Down the road at Worthington Hooker Elementary School, they are also sprucing up the outdoor spaces. Pride shows in the changes they’re making for K through eighth-grade students.
Principal Margaret-Mary Gethings making it look easy, but this is a balance, she says, between “the importance of being safe but also capturing the love of learning.”
Ventilation systems have been replaced or updated. And if you’re skeptical of kids keeping masks on all day, the school district has planned for that, too.
Dr. Tracey explained, “every school will build into their schedule time for mask breaks.”
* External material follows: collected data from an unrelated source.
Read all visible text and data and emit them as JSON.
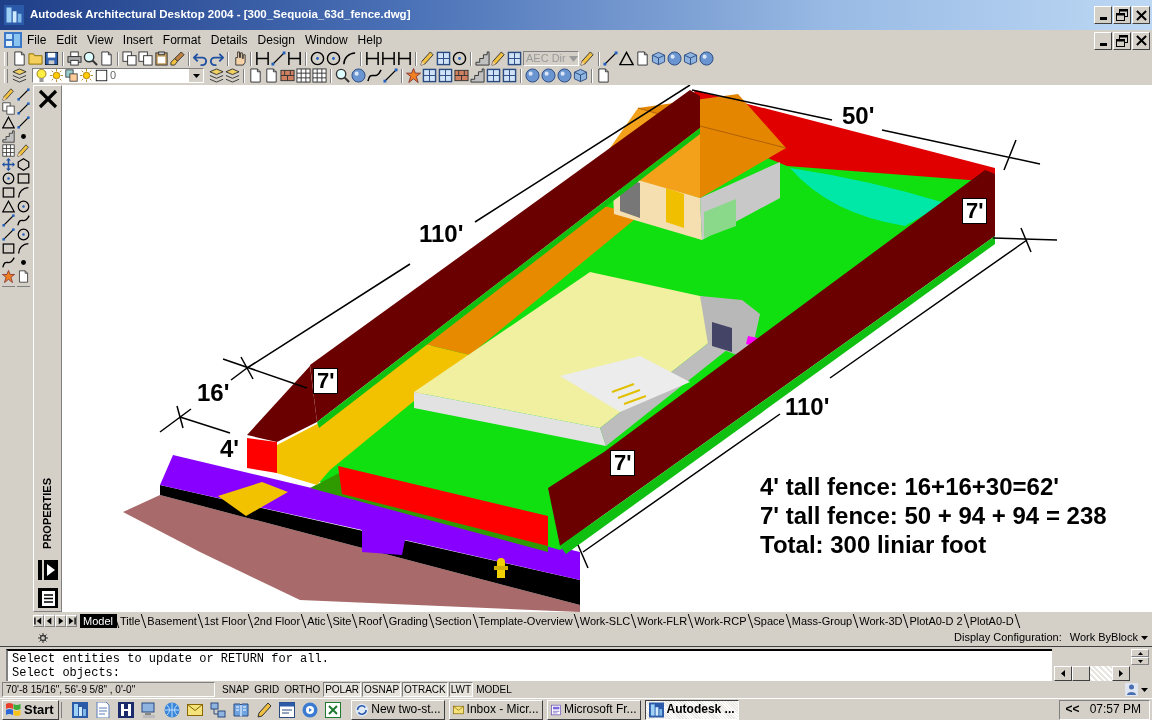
{
  "window": {
    "title": "Autodesk Architectural Desktop 2004 - [300_Sequoia_63d_fence.dwg]"
  },
  "menu": [
    "File",
    "Edit",
    "View",
    "Insert",
    "Format",
    "Details",
    "Design",
    "Window",
    "Help"
  ],
  "toolbars": {
    "aec_dropdown": {
      "value": "AEC Dir",
      "disabled": true
    },
    "layer_dropdown": {
      "value": "0"
    }
  },
  "properties_palette": {
    "title": "PROPERTIES"
  },
  "drawing": {
    "dimension_labels": [
      {
        "text": "50'",
        "kind": "plain"
      },
      {
        "text": "7'",
        "kind": "boxed"
      },
      {
        "text": "110'",
        "kind": "plain"
      },
      {
        "text": "7'",
        "kind": "boxed"
      },
      {
        "text": "16'",
        "kind": "plain"
      },
      {
        "text": "110'",
        "kind": "plain"
      },
      {
        "text": "4'",
        "kind": "plain"
      },
      {
        "text": "7'",
        "kind": "boxed"
      }
    ],
    "notes": [
      "4' tall fence: 16+16+30=62'",
      "7' tall fence: 50 + 94 + 94 = 238",
      "Total: 300 liniar foot"
    ]
  },
  "layout_tabs": [
    {
      "label": "Model",
      "selected": true
    },
    {
      "label": "Title",
      "selected": false
    },
    {
      "label": "Basement",
      "selected": false
    },
    {
      "label": "1st Floor",
      "selected": false
    },
    {
      "label": "2nd Floor",
      "selected": false
    },
    {
      "label": "Atic",
      "selected": false
    },
    {
      "label": "Site",
      "selected": false
    },
    {
      "label": "Roof",
      "selected": false
    },
    {
      "label": "Grading",
      "selected": false
    },
    {
      "label": "Section",
      "selected": false
    },
    {
      "label": "Template-Overview",
      "selected": false
    },
    {
      "label": "Work-SLC",
      "selected": false
    },
    {
      "label": "Work-FLR",
      "selected": false
    },
    {
      "label": "Work-RCP",
      "selected": false
    },
    {
      "label": "Space",
      "selected": false
    },
    {
      "label": "Mass-Group",
      "selected": false
    },
    {
      "label": "Work-3D",
      "selected": false
    },
    {
      "label": "PlotA0-D 2",
      "selected": false
    },
    {
      "label": "PlotA0-D",
      "selected": false
    }
  ],
  "display_configuration": {
    "label": "Display Configuration:",
    "value": "Work ByBlock"
  },
  "command_lines": [
    "Select entities to update or RETURN for all.",
    "Select objects:"
  ],
  "status_bar": {
    "coordinates": "70'-8 15/16\", 56'-9 5/8\" , 0'-0\"",
    "toggles": [
      {
        "label": "SNAP",
        "on": false
      },
      {
        "label": "GRID",
        "on": false
      },
      {
        "label": "ORTHO",
        "on": false
      },
      {
        "label": "POLAR",
        "on": true
      },
      {
        "label": "OSNAP",
        "on": true
      },
      {
        "label": "OTRACK",
        "on": true
      },
      {
        "label": "LWT",
        "on": true
      },
      {
        "label": "MODEL",
        "on": false
      }
    ]
  },
  "taskbar": {
    "start": "Start",
    "tasks": [
      {
        "label": "New two-st...",
        "selected": false
      },
      {
        "label": "Inbox - Micr...",
        "selected": false
      },
      {
        "label": "Microsoft Fr...",
        "selected": false
      },
      {
        "label": "Autodesk ...",
        "selected": true
      }
    ],
    "tray_toggle": "<<",
    "clock": "07:57 PM"
  }
}
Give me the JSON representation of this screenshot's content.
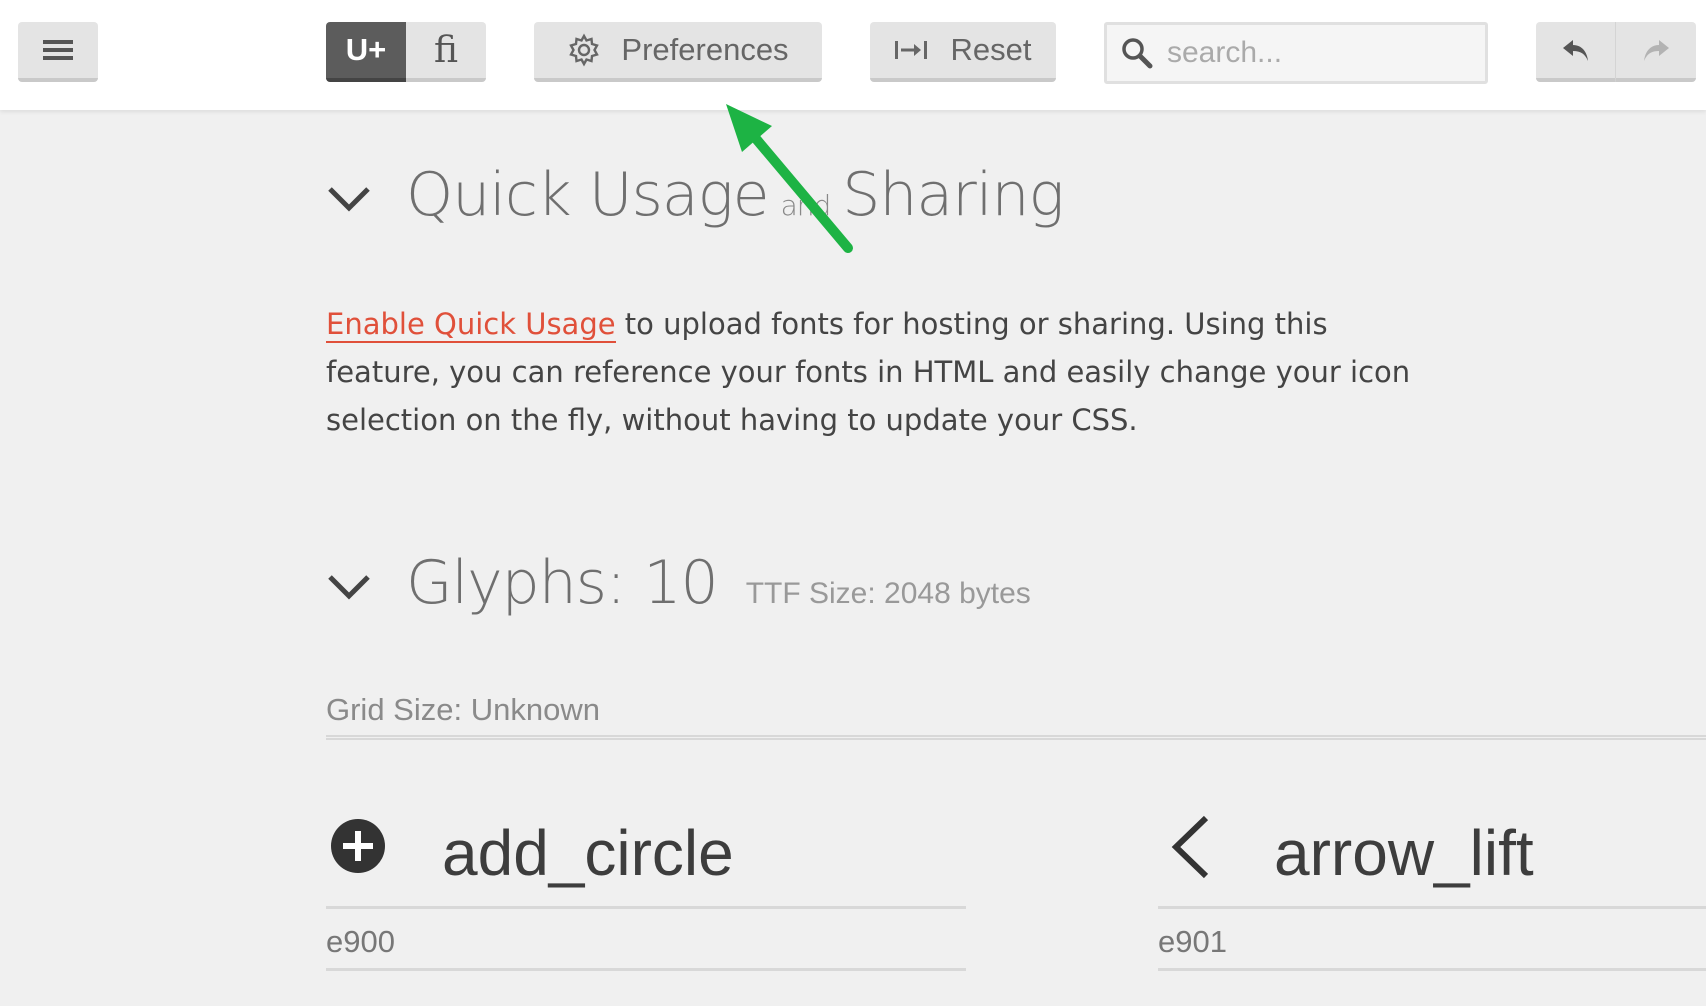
{
  "toolbar": {
    "menu_icon": "hamburger-menu-icon",
    "unicode_toggle_label": "U+",
    "ligature_toggle_label": "ﬁ",
    "preferences_label": "Preferences",
    "preferences_icon": "gear-icon",
    "reset_label": "Reset",
    "reset_icon": "arrow-to-bar-icon",
    "search_placeholder": "search...",
    "undo_icon": "undo-icon",
    "redo_icon": "redo-icon"
  },
  "quick_usage": {
    "title_part1": "Quick Usage",
    "title_and": "and",
    "title_part2": "Sharing",
    "link_text": "Enable Quick Usage",
    "description": " to upload fonts for hosting or sharing. Using this feature, you can reference your fonts in HTML and easily change your icon selection on the fly, without having to update your CSS."
  },
  "glyphs": {
    "title": "Glyphs: 10",
    "ttf_size": "TTF Size: 2048 bytes",
    "grid_size": "Grid Size: Unknown",
    "items": [
      {
        "name": "add_circle",
        "code": "e900",
        "icon": "add-circle-icon"
      },
      {
        "name": "arrow_lift",
        "code": "e901",
        "icon": "chevron-left-icon"
      }
    ]
  },
  "colors": {
    "link": "#e0503a",
    "annotation_arrow": "#1db344",
    "toggle_active": "#5c5c5c"
  }
}
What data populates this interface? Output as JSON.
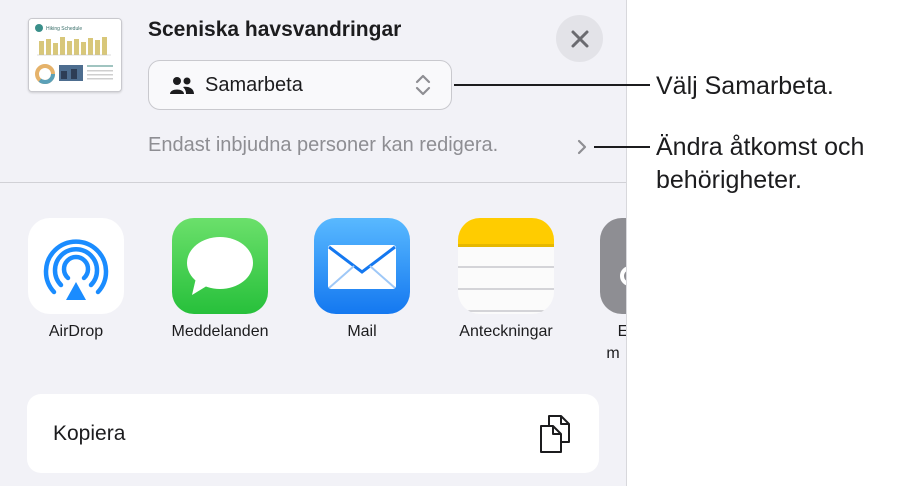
{
  "share_sheet": {
    "document_title": "Sceniska havsvandringar",
    "thumbnail_heading": "Hiking Schedule",
    "collaboration_mode": "Samarbeta",
    "access_text": "Endast inbjudna personer kan redigera.",
    "apps": [
      {
        "label": "AirDrop",
        "icon": "airdrop-icon"
      },
      {
        "label": "Meddelanden",
        "icon": "messages-icon"
      },
      {
        "label": "Mail",
        "icon": "mail-icon"
      },
      {
        "label": "Anteckningar",
        "icon": "notes-icon"
      },
      {
        "label_line1": "E",
        "label_line2": "m",
        "icon": "more-app-icon"
      }
    ],
    "copy_action": "Kopiera"
  },
  "callouts": {
    "collaborate": "Välj Samarbeta.",
    "access_line1": "Ändra åtkomst och",
    "access_line2": "behörigheter."
  },
  "colors": {
    "sheet_background": "#f2f2f7",
    "airdrop_blue": "#1a8cff",
    "messages_green": "#27c03b",
    "mail_blue": "#1478f0",
    "notes_yellow": "#ffcc00"
  }
}
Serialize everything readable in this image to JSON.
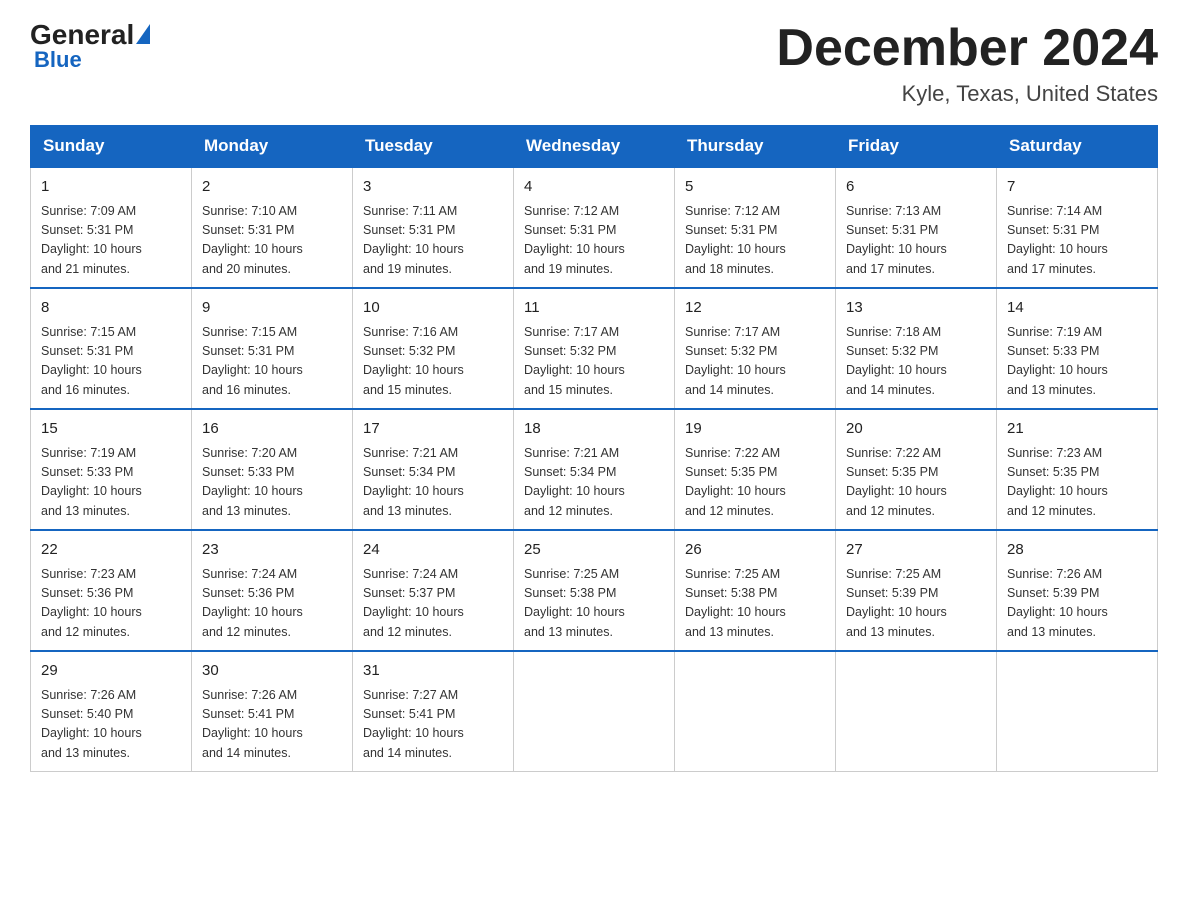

Principal Rosalind Garcia of Lincoln–Bassett Community School told News 8 they have even removed the rugs in their classrooms: “We don’t have the rugs down, we don’t a lot of the beanbags and items kids would normally use.”
No longer a cozy setting – now sterile – but not scary. The children who’ll walk back through Principal Garcia’s doors are part of some of the communities hardest hit by COVID-19 in our state.
So each day will start with a mindful approach to pandemic trauma.
“Have students talking to their teachers, talking to their friends, to their classmates, before we’re actually even thinking about going into any academics,” Dr. Tracey said.